Lady Ivers was keen to inform him. “I have been thinking of commissioning a new version of my late brother’s work to bring to publication. A considerably less scandalous version, retaining all of the charm, but a great deal less of the salacious content of the original.”
As far as Hamish was concerned, the charm of the original had been in the salacious content—at least it had been for the young gentleman readers at Saint Andrew’s University.
“If the book were in the right hands,” the lady continued to explain, “Prufrock—who still owns the rights, you see—could make a fortune. The work is notorious enough to still be well known—it would sell itself if Prufrock had enough talent and vision to create a version that would pass the censors. But Prufrock lacks both imagination and, to be frank, ready money.”
Ye gods.
A marvelous sort of sensation started at the back of his brain—the sort of tingling sensation that could not be ignored. The sort of sensation that had made—and lost—him several fortunes.

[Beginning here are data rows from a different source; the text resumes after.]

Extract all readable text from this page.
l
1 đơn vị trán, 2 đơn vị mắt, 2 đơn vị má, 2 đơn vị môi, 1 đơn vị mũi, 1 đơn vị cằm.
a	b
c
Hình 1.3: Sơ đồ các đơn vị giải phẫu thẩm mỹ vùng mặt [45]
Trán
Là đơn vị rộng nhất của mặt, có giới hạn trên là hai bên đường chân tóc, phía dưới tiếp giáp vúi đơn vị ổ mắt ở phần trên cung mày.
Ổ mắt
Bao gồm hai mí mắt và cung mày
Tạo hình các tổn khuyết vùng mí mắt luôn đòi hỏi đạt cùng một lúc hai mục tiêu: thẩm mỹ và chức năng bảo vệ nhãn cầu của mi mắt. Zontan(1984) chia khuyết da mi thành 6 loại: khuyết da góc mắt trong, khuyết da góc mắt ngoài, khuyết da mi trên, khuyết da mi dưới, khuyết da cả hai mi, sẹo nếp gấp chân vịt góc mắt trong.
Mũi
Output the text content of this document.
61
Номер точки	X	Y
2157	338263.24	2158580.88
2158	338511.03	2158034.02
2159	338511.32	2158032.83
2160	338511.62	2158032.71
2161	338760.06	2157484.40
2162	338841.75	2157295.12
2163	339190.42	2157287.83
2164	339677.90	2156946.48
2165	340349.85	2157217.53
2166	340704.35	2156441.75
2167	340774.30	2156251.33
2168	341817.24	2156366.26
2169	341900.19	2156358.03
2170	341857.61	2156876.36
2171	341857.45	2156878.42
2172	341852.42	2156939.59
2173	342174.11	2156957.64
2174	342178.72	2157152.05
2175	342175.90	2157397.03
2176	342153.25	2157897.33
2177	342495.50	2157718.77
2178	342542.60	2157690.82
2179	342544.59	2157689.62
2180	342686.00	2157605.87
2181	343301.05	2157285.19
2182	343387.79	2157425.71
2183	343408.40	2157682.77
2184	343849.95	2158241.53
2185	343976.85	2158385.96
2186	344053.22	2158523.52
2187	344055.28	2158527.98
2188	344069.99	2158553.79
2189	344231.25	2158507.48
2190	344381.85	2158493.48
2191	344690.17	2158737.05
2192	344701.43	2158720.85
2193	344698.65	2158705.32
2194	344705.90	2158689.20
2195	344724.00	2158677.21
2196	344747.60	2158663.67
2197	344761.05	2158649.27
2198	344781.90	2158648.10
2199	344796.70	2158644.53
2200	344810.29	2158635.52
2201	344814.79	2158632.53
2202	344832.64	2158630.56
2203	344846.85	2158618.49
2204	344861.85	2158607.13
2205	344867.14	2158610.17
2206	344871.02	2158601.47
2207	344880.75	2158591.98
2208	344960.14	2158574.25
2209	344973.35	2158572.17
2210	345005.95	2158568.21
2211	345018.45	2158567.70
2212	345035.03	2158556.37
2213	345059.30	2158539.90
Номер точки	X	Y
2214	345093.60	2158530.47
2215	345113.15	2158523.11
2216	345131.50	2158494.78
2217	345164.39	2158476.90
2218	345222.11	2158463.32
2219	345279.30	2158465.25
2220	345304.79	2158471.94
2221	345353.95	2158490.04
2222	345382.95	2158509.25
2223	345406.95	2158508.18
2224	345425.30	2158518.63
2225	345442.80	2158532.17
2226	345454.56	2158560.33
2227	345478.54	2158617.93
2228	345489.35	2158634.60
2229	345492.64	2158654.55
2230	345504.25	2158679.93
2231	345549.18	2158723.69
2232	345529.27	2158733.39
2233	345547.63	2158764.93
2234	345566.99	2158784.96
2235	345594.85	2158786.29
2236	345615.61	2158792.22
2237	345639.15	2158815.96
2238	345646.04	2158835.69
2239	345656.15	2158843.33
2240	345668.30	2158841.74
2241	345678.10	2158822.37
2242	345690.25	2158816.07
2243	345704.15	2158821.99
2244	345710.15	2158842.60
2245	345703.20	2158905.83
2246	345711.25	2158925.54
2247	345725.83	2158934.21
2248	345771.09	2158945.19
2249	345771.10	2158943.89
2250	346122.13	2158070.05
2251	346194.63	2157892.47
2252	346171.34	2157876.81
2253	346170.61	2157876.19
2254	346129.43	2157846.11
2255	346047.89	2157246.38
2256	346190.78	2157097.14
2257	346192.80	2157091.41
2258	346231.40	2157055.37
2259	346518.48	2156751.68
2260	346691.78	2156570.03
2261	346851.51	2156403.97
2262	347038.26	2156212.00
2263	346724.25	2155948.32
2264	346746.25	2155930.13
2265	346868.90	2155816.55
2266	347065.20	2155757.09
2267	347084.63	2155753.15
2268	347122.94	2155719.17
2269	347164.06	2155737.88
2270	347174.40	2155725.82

This time, he was determined to be prudent. “How much money?”
Lady Ivers gifted him with a pleased, knowing smile. “I like you, Hamish. You’re clever and quick. You understand.” She named a goodly sum. “Have you the blunt?”
Aye, he understood. He could practically taste the possibility—sharp and potent like good Scots whisky. And nay, he didn’t have the money. Not all of it. But he would get it.
Because Augusta Ivers was as sharp as they came—her acumen and head for investments were well known amongst her set. And Hamish was already acquainted with Prufrock & Company, Publisher and Fine Press, suppliers of high quality volumes of poetry—he had purchased a collection a time or two. The company was comprised of one Able Prufrock, ancient but well respected publisher, one articled clerk to mind the books, one pressman to mind the printing, and two gawking apprentices to mind the pressman—already a lean, if not presently profitable enterprise, occupying a small but efficient premises at the end of Fowl’s Close, which curved like a short, lower rib off the long spine of the High Street, down the back of the city.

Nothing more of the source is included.